Mais la vérité biblique offre une perspective différente et pleine d'espoir : vos cicatrices ne vous empêchent pas de servir Dieu. Pensez-vous que servir Dieu exige d’être parfait(e) ? Non, car Dieu utilise souvent des personnes imparfaites et marquées par la vie pour accomplir Ses desseins. Le fait est que le coronavirus, par exemple, laissera certainement des traces, voire des cicatrices, sur l'humanité. De même, les épreuves de la vie laissent leurs propres marques. Mon ami(e), n’oubliez jamais que Dieu est "votre Père plein de bonté et Il est le Dieu qui vous encourage toujours. Il vous donne du courage dans toutes vos souffrances." Sa nature est celle de l'amour, de la compassion et du soutien inconditionnel.
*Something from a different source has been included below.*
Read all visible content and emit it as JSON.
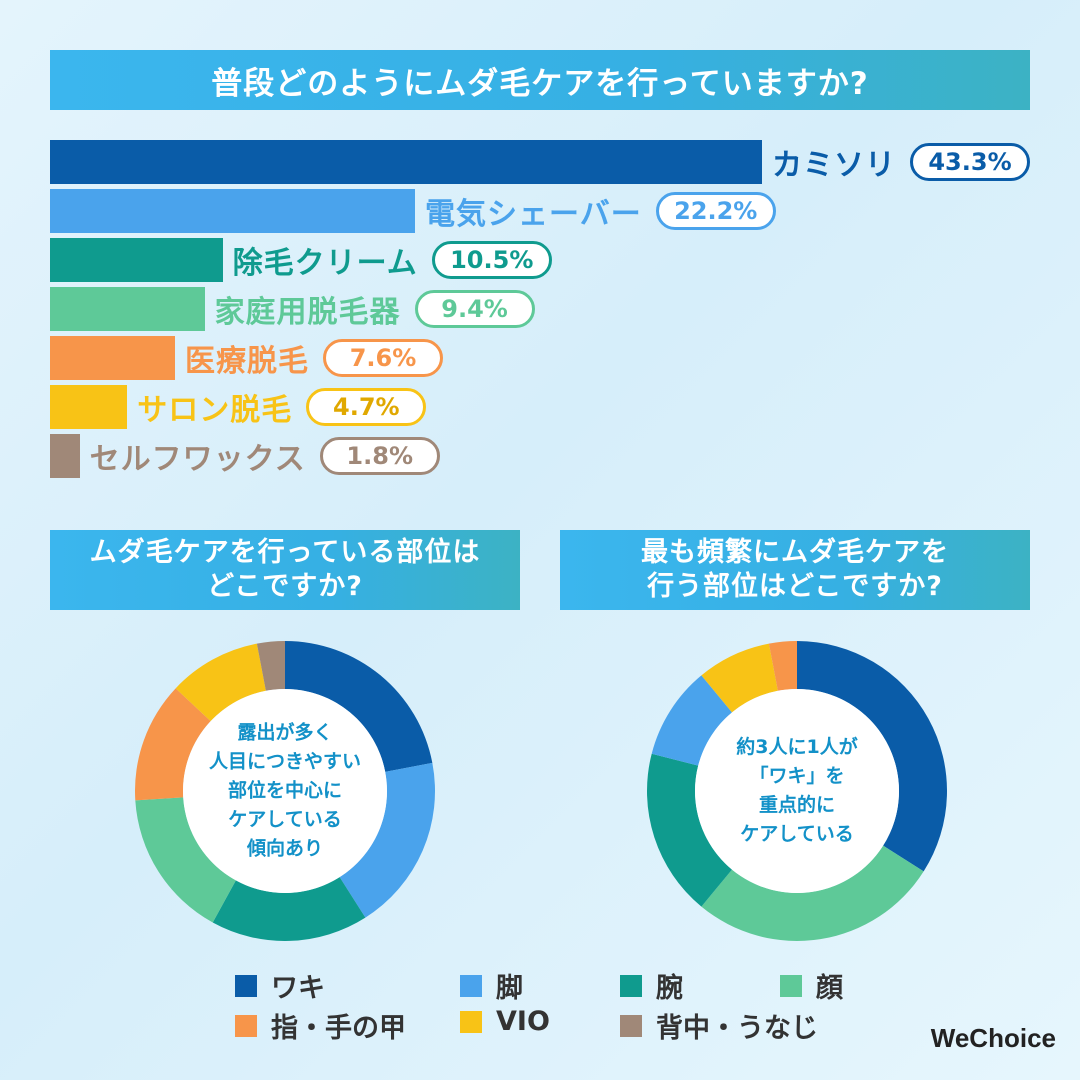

Aujourd’hui, comprenez que celles et ceux qui vous entourent ont besoin de voir et d’entendre ce que Dieu a fait pour vous, en vous et au travers de vous. Vos cicatrices peuvent devenir un puissant témoignage de la grâce et de la puissance de Dieu. Si le coronavirus veut vous condamner en criant : "Tout est fini !", vos cicatrices, quant à elles, proclameront toujours et encore : "Non, Dieu m’a protégé (e) !" Elles ne sont pas un signe de faiblesse ou de défaite, mais la preuve vivante de la protection et de la restauration divine. Pour encourager les autres, il est essentiel de courir dans Sa présence avant tout, de puiser force et inspiration auprès de la source de toute vie.
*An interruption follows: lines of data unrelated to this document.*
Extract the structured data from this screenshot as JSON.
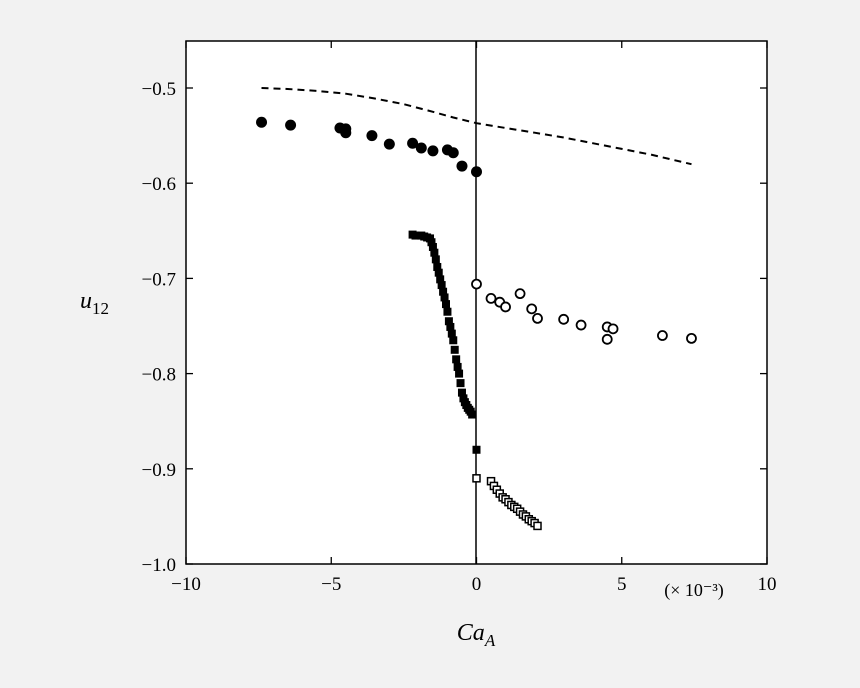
{
  "chart_data": {
    "type": "scatter",
    "title": "",
    "xlabel": "Ca",
    "xlabel_sub": "A",
    "ylabel": "u",
    "ylabel_sub": "12",
    "x_scale_note": "(× 10⁻³)",
    "xlim": [
      -10,
      10
    ],
    "ylim": [
      -1.0,
      -0.45
    ],
    "x_ticks": [
      -10,
      -5,
      0,
      5,
      10
    ],
    "x_tick_labels": [
      "−10",
      "−5",
      "0",
      "5",
      "10"
    ],
    "y_ticks": [
      -1.0,
      -0.9,
      -0.8,
      -0.7,
      -0.6,
      -0.5
    ],
    "y_tick_labels": [
      "−1.0",
      "−0.9",
      "−0.8",
      "−0.7",
      "−0.6",
      "−0.5"
    ],
    "grid": false,
    "colors": {
      "background": "#f2f2f2",
      "plot": "#ffffff",
      "ink": "#000000"
    },
    "series": [
      {
        "marker": "dashed-line",
        "x": [
          -7.4,
          -6.5,
          -5.5,
          -4.5,
          -3.5,
          -2.5,
          -1.5,
          -0.8,
          0,
          1,
          2,
          3,
          4,
          5,
          6,
          7.4
        ],
        "y": [
          -0.5,
          -0.501,
          -0.503,
          -0.506,
          -0.511,
          -0.517,
          -0.525,
          -0.531,
          -0.537,
          -0.542,
          -0.547,
          -0.552,
          -0.558,
          -0.564,
          -0.57,
          -0.58
        ]
      },
      {
        "marker": "filled-circle",
        "x": [
          -7.4,
          -6.4,
          -4.7,
          -4.5,
          -4.5,
          -3.6,
          -3.0,
          -2.2,
          -1.9,
          -1.5,
          -1.0,
          -0.8,
          -0.5,
          0.0
        ],
        "y": [
          -0.536,
          -0.539,
          -0.542,
          -0.543,
          -0.547,
          -0.55,
          -0.559,
          -0.558,
          -0.563,
          -0.566,
          -0.565,
          -0.568,
          -0.582,
          -0.588
        ]
      },
      {
        "marker": "open-circle",
        "x": [
          0.0,
          0.5,
          0.8,
          1.0,
          1.5,
          1.9,
          2.1,
          3.0,
          3.6,
          4.5,
          4.5,
          4.7,
          6.4,
          7.4
        ],
        "y": [
          -0.706,
          -0.721,
          -0.725,
          -0.73,
          -0.716,
          -0.732,
          -0.742,
          -0.743,
          -0.749,
          -0.751,
          -0.764,
          -0.753,
          -0.76,
          -0.763
        ]
      },
      {
        "marker": "filled-square",
        "x": [
          -2.2,
          -2.1,
          -1.9,
          -1.8,
          -1.7,
          -1.6,
          -1.55,
          -1.5,
          -1.45,
          -1.4,
          -1.35,
          -1.3,
          -1.25,
          -1.2,
          -1.15,
          -1.1,
          -1.05,
          -1.0,
          -0.95,
          -0.9,
          -0.85,
          -0.8,
          -0.75,
          -0.7,
          -0.65,
          -0.6,
          -0.55,
          -0.5,
          -0.45,
          -0.4,
          -0.35,
          -0.3,
          -0.25,
          -0.2,
          -0.15,
          0.0
        ],
        "y": [
          -0.654,
          -0.655,
          -0.655,
          -0.656,
          -0.657,
          -0.658,
          -0.662,
          -0.667,
          -0.673,
          -0.68,
          -0.688,
          -0.694,
          -0.701,
          -0.707,
          -0.714,
          -0.72,
          -0.727,
          -0.735,
          -0.745,
          -0.751,
          -0.758,
          -0.765,
          -0.775,
          -0.785,
          -0.793,
          -0.8,
          -0.81,
          -0.82,
          -0.826,
          -0.83,
          -0.833,
          -0.836,
          -0.838,
          -0.84,
          -0.843,
          -0.88
        ]
      },
      {
        "marker": "open-square",
        "x": [
          0.0,
          0.5,
          0.6,
          0.7,
          0.8,
          0.9,
          1.0,
          1.1,
          1.2,
          1.3,
          1.4,
          1.5,
          1.6,
          1.7,
          1.8,
          1.9,
          2.0,
          2.1
        ],
        "y": [
          -0.91,
          -0.913,
          -0.918,
          -0.922,
          -0.926,
          -0.93,
          -0.932,
          -0.935,
          -0.938,
          -0.94,
          -0.942,
          -0.945,
          -0.948,
          -0.95,
          -0.953,
          -0.955,
          -0.957,
          -0.96
        ]
      }
    ]
  }
}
Mains tenant une Bible avec des cicatrices symboliques

Venez donc recevoir une parole de Dieu pour vous en écoutant votre “Vitamine SE, celle du Saint-Esprit”. Aujourd’hui, je vous encourage à vous connecter aux promesses divines, qui sont un ancre dans la tempête. Des témoignages comme celui-ci sont nombreux : « Un Miracle Chaque Jour contient toujours le message parfait qui arrive à point nommé, la réponse à ma prière du moment. » La fidélité de Dieu se manifeste de manière très concrète dans la vie des croyants. Lorsque le doute s'installe, « Quand je manque d'assurance pour prendre une décision, Dieu me réconforte en me disant qu'Il m'a déjà préparé. »

Les défis personnels et relationnels peuvent aussi être transformés par la foi. Un couple traversait une période difficile, et l'un des partenaires avait du mal à croire qu'il serait un jour rétabli. Durant cette période, après des prières ferventes, les messages les plus marquants ont été : « ce mur va s'effondrer » et « Dieu veut vous restaurer. » Aujourd’hui, il peut le constater : « Il est en train de restaurer ma vie. Je sais que ce n'est pas encore la victoire finale, Il réserve le meilleur pour bientôt ! » Cet espoir et cette certitude de la restauration divine transforment les épreuves en témoignages de la puissance et de la bonté de Dieu, faisant des cicatrices non pas des marques de condamnation, mais des preuves éloquentes de Sa grâce.